From points A and B, the distance between which is 50 km, two motorcyclists left at the same time towards
From points A and B, the distance between which is 50 km, two motorcyclists left at the same time towards each other and met in 30 minutes to find the speed of each if it is known that one of them arrived at A 25 minutes earlier than the other at B.
It is known from the problem statement that the distance between points A and B is 50 kilometers.
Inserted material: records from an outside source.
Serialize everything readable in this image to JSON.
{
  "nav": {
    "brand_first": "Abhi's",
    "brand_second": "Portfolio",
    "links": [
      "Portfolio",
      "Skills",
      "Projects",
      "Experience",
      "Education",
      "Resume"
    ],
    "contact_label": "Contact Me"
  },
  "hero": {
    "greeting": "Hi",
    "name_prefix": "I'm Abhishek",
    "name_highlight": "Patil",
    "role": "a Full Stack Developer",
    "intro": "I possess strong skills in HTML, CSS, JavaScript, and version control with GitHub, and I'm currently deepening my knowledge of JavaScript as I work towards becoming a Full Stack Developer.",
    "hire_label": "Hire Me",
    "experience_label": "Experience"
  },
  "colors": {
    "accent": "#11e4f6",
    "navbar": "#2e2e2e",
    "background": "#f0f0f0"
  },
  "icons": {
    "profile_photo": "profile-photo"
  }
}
Two motorcyclists who left each point at the same time met 30 minutes after leaving. One of them arrived 25 minutes earlier than the other. we will solve this problem with the help of an equation and compose a system.
Let x be the speed of 1 motorcyclist.
Let y be the speed of 2 motorcyclists.
30 minutes = 0.5 hours.
0.5x + 0.5y = 50, but it can be simplified: x + y = 100.
Let 50 / x be the time of the first.
let 50 / y be the time of the second.
Let’s compose a system.
{x + y = 100;
{50 / x + 25/60 = 50 / y;
{y = 100 – x;
{2 / x + 1/60 – 2/100 – x = 0;
{y = 100 – x;
{12000 – 120x + 100x – x ^ 2 – 120x / 60x * (100 – x) = 0
x ^ 2 + 140x – 12000 = 0
Next, we solve the problem through the discriminant.
D = 4900 + 12000 = 16900 = 130 ^ 2;
x1 = – 70 + 130 = 60 (km / h) – the speed of the first.
x2 = – 70 + 340: 2 – 60 = 270: 2 – 60 = 100 – 60 = 40 (km / h) – speed of the second.
Answer: the speed of the first rider is 60 km / h, the speed of the second rider is 40 km / h.